From the couch, Sawyer watched her saunter away to her bedroom, hypnotized by the sway of her hips under that oversize T-shirt. A month and a half of touching and tasting her, taking her up against the wall or anywhere else they wanted. It was nuts. It was bad news. It had him aching and hard enough that a stiff breeze would make him come in his pants. The fact that he was even considering it was a bad sign for his sanity.

Who are you kidding, chump? You were in total agreement the moment she said out loud what you’d been thinking in your fucked-up head.

Who was it who said be careful what you wish for? A fucking genius, that’s who. He’d be damned lucky if he made it the whole night through without knocking on her door. The idea of just giving in was almost too tempting to resist.





Chapter Ten


The next morning, Clover was still cursing herself for not shaving during the past three days. She was into not being a slave to the industrial beauty complex as much as the next woman, but getting it on for the first time with Sawyer while her legs resembled a Carolina pine forest was not going to happen. She was all for adventure. What she wasn’t down for was giving Sawyer leg burn. So that meant she spent the night imagining her fake fiancé buck naked instead of actually getting to see the real thing, because nothing but stubbly legs was strong enough to pull her off his lap last night.

She had a good imagination, but she was beyond tired of using it, especially after feeling him pressed against her on the couch last night. Her heart thundered in her chest. Clover wanted the real thing.

Thanks to the insane shower—four, yes four, shower heads positioned above, behind, beside, and in front of her—she was smooth from her toes to her waist and lotioned up to a state of supreme softness. Catching her reflection in the mirror with her hair, wavy from the water, hanging past her bare shoulders, she jolted to a stop. With her eyelashes darkened by mascara and lightly lined in smoke-gray, she looked more than just a little bit like a younger version of her mother. It was enough to make her reach for the makeup remover in the medicine cabinet, but she stopped her hand halfway to its destination. Not for the first time, she wondered what her mother had been like before she’d gotten married, had kids, and settled into a life of small-town hell. There had been hints—throwaway comments about college trips to London, a summer spent road tripping, and the fact that just the word “Miami” made her mom turn six shades of red—that there was more to Laura Lee than hate-eating apple pie and pretending to be interested in the goings-on at the Moose Lodge.

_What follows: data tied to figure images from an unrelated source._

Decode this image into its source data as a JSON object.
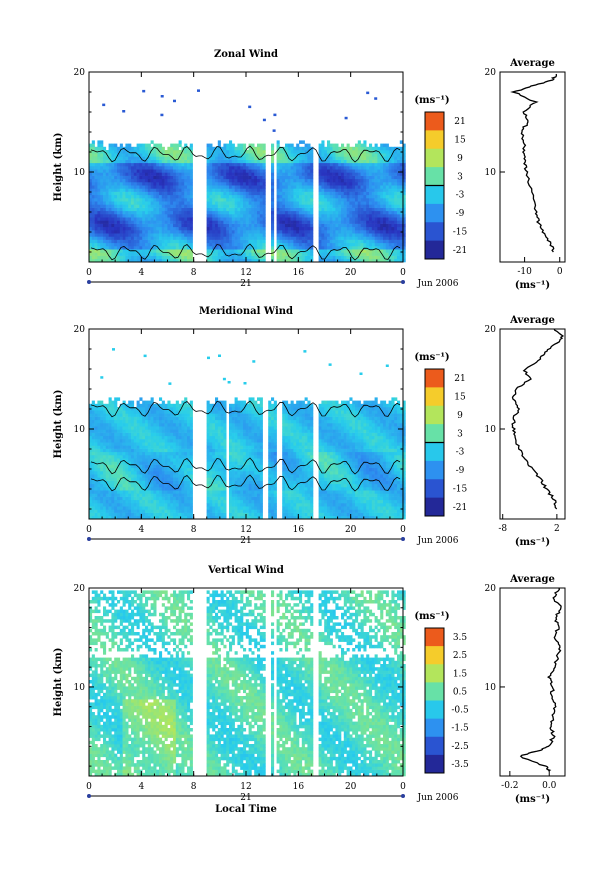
{
  "figure": {
    "date_label": "Jun 2006",
    "day_label": "21",
    "xlabel": "Local Time",
    "x_ticks": [
      "0",
      "4",
      "8",
      "12",
      "16",
      "20",
      "0"
    ],
    "y_ticks": [
      "10",
      "20"
    ],
    "average_title": "Average",
    "unit": "(ms⁻¹)"
  },
  "chart_data": [
    {
      "type": "heatmap",
      "title": "Zonal Wind",
      "ylabel": "Height (km)",
      "xlim": [
        0,
        24
      ],
      "ylim": [
        1,
        20
      ],
      "colorbar": {
        "ticks": [
          "21",
          "15",
          "9",
          "3",
          "-3",
          "-9",
          "-15",
          "-21"
        ],
        "range": [
          -24,
          24
        ],
        "contour": 0
      },
      "data_top_km": 12.5,
      "avg": {
        "x_ticks": [
          "-10",
          "0"
        ],
        "xlim": [
          -17,
          1.5
        ],
        "points": [
          [
            -1.5,
            2
          ],
          [
            -3,
            3
          ],
          [
            -4.5,
            4
          ],
          [
            -6,
            5
          ],
          [
            -6.5,
            6
          ],
          [
            -8,
            8
          ],
          [
            -9.5,
            10
          ],
          [
            -10,
            11
          ],
          [
            -10.5,
            12
          ],
          [
            -10,
            13
          ],
          [
            -11,
            14
          ],
          [
            -9,
            15
          ],
          [
            -10,
            16
          ],
          [
            -7,
            17
          ],
          [
            -13,
            18
          ],
          [
            -8,
            18.6
          ],
          [
            -2,
            19.2
          ],
          [
            -1,
            19.8
          ]
        ]
      }
    },
    {
      "type": "heatmap",
      "title": "Meridional Wind",
      "ylabel": "Height (km)",
      "xlim": [
        0,
        24
      ],
      "ylim": [
        1,
        20
      ],
      "colorbar": {
        "ticks": [
          "21",
          "15",
          "9",
          "3",
          "-3",
          "-9",
          "-15",
          "-21"
        ],
        "range": [
          -24,
          24
        ],
        "contour": 0
      },
      "data_top_km": 12.5,
      "avg": {
        "x_ticks": [
          "-8",
          "2"
        ],
        "xlim": [
          -8.5,
          3.5
        ],
        "points": [
          [
            2,
            2
          ],
          [
            1.5,
            3
          ],
          [
            0,
            4
          ],
          [
            -1,
            5
          ],
          [
            -2.5,
            6
          ],
          [
            -4,
            7
          ],
          [
            -5,
            8
          ],
          [
            -5.5,
            9
          ],
          [
            -6,
            10
          ],
          [
            -6,
            11
          ],
          [
            -5,
            12
          ],
          [
            -6,
            13
          ],
          [
            -5.5,
            14
          ],
          [
            -3,
            15
          ],
          [
            -4,
            16
          ],
          [
            -1,
            17
          ],
          [
            0,
            17.8
          ],
          [
            2,
            18.6
          ],
          [
            3,
            19.3
          ],
          [
            1.5,
            20
          ]
        ]
      }
    },
    {
      "type": "heatmap",
      "title": "Vertical Wind",
      "ylabel": "Height (km)",
      "xlabel": "Local Time",
      "xlim": [
        0,
        24
      ],
      "ylim": [
        1,
        20
      ],
      "colorbar": {
        "ticks": [
          "3.5",
          "2.5",
          "1.5",
          "0.5",
          "-0.5",
          "-1.5",
          "-2.5",
          "-3.5"
        ],
        "range": [
          -4,
          4
        ]
      },
      "data_top_km": 20,
      "avg": {
        "x_ticks": [
          "-0.2",
          "0.0"
        ],
        "xlim": [
          -0.25,
          0.08
        ],
        "points": [
          [
            0.0,
            1.5
          ],
          [
            -0.02,
            2
          ],
          [
            -0.15,
            3
          ],
          [
            -0.05,
            3.6
          ],
          [
            0.0,
            4
          ],
          [
            0.02,
            5
          ],
          [
            0.01,
            6
          ],
          [
            0.02,
            7
          ],
          [
            0.03,
            8
          ],
          [
            0.01,
            9
          ],
          [
            0.02,
            10
          ],
          [
            0.0,
            11
          ],
          [
            0.03,
            12
          ],
          [
            0.04,
            13
          ],
          [
            0.06,
            14
          ],
          [
            0.02,
            15
          ],
          [
            0.05,
            16
          ],
          [
            0.03,
            17
          ],
          [
            0.06,
            18
          ],
          [
            0.02,
            19
          ],
          [
            0.05,
            20
          ]
        ]
      }
    }
  ]
}
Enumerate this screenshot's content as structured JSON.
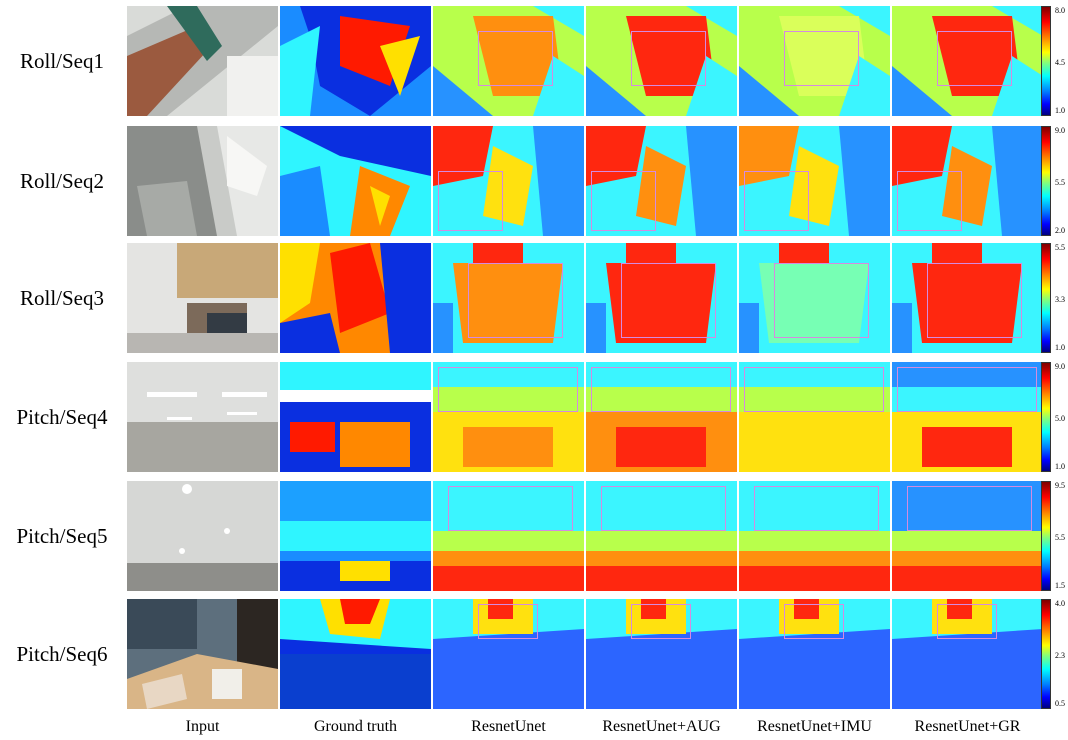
{
  "columns": [
    "Input",
    "Ground truth",
    "ResnetUnet",
    "ResnetUnet+AUG",
    "ResnetUnet+IMU",
    "ResnetUnet+GR"
  ],
  "rows": [
    {
      "label": "Roll/Seq1",
      "ticks": [
        "8.0",
        "4.5",
        "1.0"
      ]
    },
    {
      "label": "Roll/Seq2",
      "ticks": [
        "9.0",
        "5.5",
        "2.0"
      ]
    },
    {
      "label": "Roll/Seq3",
      "ticks": [
        "5.5",
        "3.3",
        "1.0"
      ]
    },
    {
      "label": "Pitch/Seq4",
      "ticks": [
        "9.0",
        "5.0",
        "1.0"
      ]
    },
    {
      "label": "Pitch/Seq5",
      "ticks": [
        "9.5",
        "5.5",
        "1.5"
      ]
    },
    {
      "label": "Pitch/Seq6",
      "ticks": [
        "4.0",
        "2.3",
        "0.5"
      ]
    }
  ],
  "colors": {
    "highlight_box": "#d58be0"
  }
}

“What happened to you, Mom?” she asked her reflection. “Whatever it was, it’s not going to happen to me.”

She swiped on a shade of red lip gloss her mother would never wear and strode into the bedroom to throw on her favorite pair of worn-in jeans, pink “Stomp the Patriarchy” tank top, light gray cardigan, and slip-on tennis shoes. She whipped her hair up into a ponytail, grabbed her cross-body bag from where she’d hung it on a hook behind the door, took in a reaffirming deep breath, and strode out into the living room where absolutely no one was waiting.

“Sawyer, you have contractural obligations to meet,” she called out.

No response.

She walked to the edge of the hallway leading to his rooms, a flock of butterflies high on meth zooming around her belly. After a quick glance down the still hall, she pulled her phone out of her back pocket and checked the time. Ten after eight…so right on time for her but there was nothing about Sawyer that even hinted at him being late by even a minute. She connected the dots in a heartbeat.

He was trying to welch.

Oh, that was so not going to happen.

Before she’d even made up her mind as to what to do about it, she was down the hall and turning the knob on Sawyer’s door. It swung inward without a sound and she stepped inside.

His office was abandoned. Not a note or pen or crumpled piece of paper lay on his desk’s clean surface. The morning sunlight streaming through the window walls and making the metal and glass desk sparkle was the only sign of life in the room.